L'universo cui Calvino inneggia nelle sue pagine è il surreale luogo per eccellenza in cui il non-possibile si schiude alle diramate possibilità di divenire effettivamente possibile, di verificarsi, è il luogo in cui l'assurdo dissonante cessa di fare a botte con la ragione e balla armoniosamente con essa, è quel cosmo in cui si intrecciano mescolandosi immaginazione, mito, realtà, irrealtà; specialmente, non è da tralasciarsi che dietro al velo quasi fiabesco,  sovente intessuto di motivi epici, ricamato da Calvino, è presente il selvaggio ritratto di un'umanità che più umana non potrebbe essere, “umani troppo umani“ per così dire, con il loro bagaglio di angosce, disperazioni, peccati, virtuosismi, uomini viziosi, animati ora da buone intenzioni (ma il pavimento dell'Inferno è lastricato di buone intenzione, direbbe Samuel Johnson), ora da sentimenti disinteressati, puri e incondizionati ora infimi, ignobili, sporchi; per questo certo uomini imperfetti e limitati ma appunto, uomini.
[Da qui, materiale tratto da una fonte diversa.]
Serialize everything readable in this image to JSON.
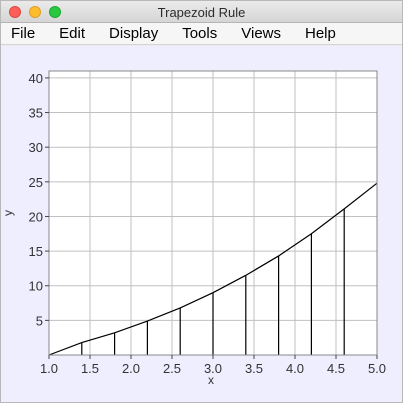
{
  "window": {
    "title": "Trapezoid Rule"
  },
  "menu": [
    "File",
    "Edit",
    "Display",
    "Tools",
    "Views",
    "Help"
  ],
  "icons": {
    "close": "close-traffic-light-icon",
    "minimize": "minimize-traffic-light-icon",
    "maximize": "maximize-traffic-light-icon"
  },
  "colors": {
    "plot_background": "#ffffff",
    "panel_background": "#eeeeff",
    "grid": "#c0c0c0",
    "curve": "#000000"
  },
  "chart_data": {
    "type": "line",
    "xlabel": "x",
    "ylabel": "y",
    "xlim": [
      1.0,
      5.0
    ],
    "ylim": [
      0,
      41
    ],
    "xticks": [
      "1.0",
      "1.5",
      "2.0",
      "2.5",
      "3.0",
      "3.5",
      "4.0",
      "4.5",
      "5.0"
    ],
    "yticks": [
      "5",
      "10",
      "15",
      "20",
      "25",
      "30",
      "35",
      "40"
    ],
    "grid": true,
    "series": [
      {
        "x": [
          1.0,
          1.4,
          1.8,
          2.2,
          2.6,
          3.0,
          3.4,
          3.8,
          4.2,
          4.6,
          5.0
        ],
        "values": [
          0.0,
          1.8,
          3.2,
          4.9,
          6.8,
          9.0,
          11.5,
          14.3,
          17.5,
          21.1,
          24.8
        ]
      }
    ],
    "trapezoid_edges_x": [
      1.4,
      1.8,
      2.2,
      2.6,
      3.0,
      3.4,
      3.8,
      4.2,
      4.6
    ]
  }
}
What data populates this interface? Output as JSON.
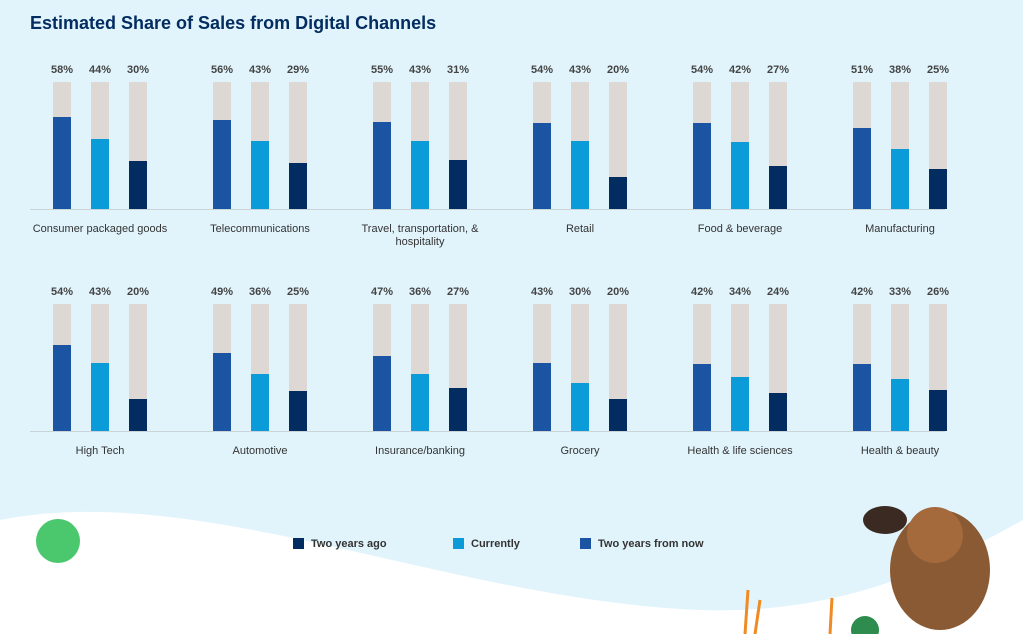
{
  "chart_data": {
    "type": "bar",
    "title": "Estimated Share of Sales from Digital Channels",
    "categories": [
      "Consumer packaged goods",
      "Telecommunications",
      "Travel, transportation, & hospitality",
      "Retail",
      "Food & beverage",
      "Manufacturing",
      "High Tech",
      "Automotive",
      "Insurance/banking",
      "Grocery",
      "Health & life sciences",
      "Health & beauty"
    ],
    "ylim": [
      0,
      80
    ],
    "series": [
      {
        "name": "Two years ago",
        "color": "#032d60",
        "values": [
          30,
          29,
          31,
          20,
          27,
          25,
          20,
          25,
          27,
          20,
          24,
          26
        ],
        "value_labels": [
          "30%",
          "29%",
          "31%",
          "20%",
          "27%",
          "25%",
          "20%",
          "25%",
          "27%",
          "20%",
          "24%",
          "26%"
        ]
      },
      {
        "name": "Currently",
        "color": "#0b9bd9",
        "values": [
          44,
          43,
          43,
          43,
          42,
          38,
          43,
          36,
          36,
          30,
          34,
          33
        ],
        "value_labels": [
          "44%",
          "43%",
          "43%",
          "43%",
          "42%",
          "38%",
          "43%",
          "36%",
          "36%",
          "30%",
          "34%",
          "33%"
        ]
      },
      {
        "name": "Two years from now",
        "color": "#1b54a3",
        "values": [
          58,
          56,
          55,
          54,
          54,
          51,
          54,
          49,
          47,
          43,
          42,
          42
        ],
        "value_labels": [
          "58%",
          "56%",
          "55%",
          "54%",
          "54%",
          "51%",
          "54%",
          "49%",
          "47%",
          "43%",
          "42%",
          "42%"
        ]
      }
    ]
  }
}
Insomma, Calvino non fa nient'altro che riproporre i vissuti e le esperienze di esseri gettati nel mondo e d'altronde, come dimenticarselo, egli è figlio legittimo del '900, un '900 in cui addirittura le filosofie, che per secoli discussero di essenze e trascendenza, ritengono sia giunto il momento di farsi filosofie dell'esistenza e del qui-e-ora; la narrativa calviniana non è da meno, è una narrativa esistenziale, la cui costante è la vita nei suoi toni e nelle sue sfumature più vitali, energiche, umane, sì.
In fondo, pensate, non siamo tutti noi le creature che vivono nel susseguirsi di queste pagine?
Chi non è mai stata una traditrice Elena di Troia? Chi non si è mai sentito, foss' anche una volta soltanto, Orlando? Distruggersi per amore, impazzire per amore.
Chi non ha mai recitato il ruolo che qui spetta ad Astolfo? Sostenere un amico ad affrancarsi dal suo dolore, dar lui una, due, cento mani affinché questi riuscisse a ritrovarsi?
E chi non ha mai fatto il passo più lungo della gamba, provando a sfidare le leggi che ci condannano a essere uomini nel tentativo di una sorta di Babele improvvisata, proprio come l'alchimista? Quanti di voi avranno illuso e incantato per un effimero attimo di amore, lasciando poi l'altro solo con la sua disillusione.
A un tratto, sulla tavola, compare l'Amourex, l'Arcano raffigurante un giovane in mezzo a due donne, questa è la storia dell'Indeciso, l'indeciso che non sa scegliere poiché ogni scelta comporta una rinuncia, è l'altra faccia della medaglia dello scegliere il rinunciare, e l'indeciso non è capace di decidersi al riguardo; cosa vale la pena tenere? Cosa si può buttare alle proprie spalle? Ma non scegliendo, l'indeciso, non è nessuno, così verrà inglobato dal mare, gli abissi dello smarrimento, luogo simbolico della perdita e dell'annullamento di sé.
In quanto detentori della Scelta, è data a noi la facoltà di scegliere di non scegliere, lasciando così la vita a naufragare nella vita, in balia di se stessa, condannandola a viversi, o meglio, non viversi, da sola.
Ma non è la strada giusta questa. Il racconto dell'Indeciso ne è l'emblema lampante.
Calvino, ecco cosa vuol insegnarci: ci sprona a scegliere e, innanzitutto, a scegliere di scegliere.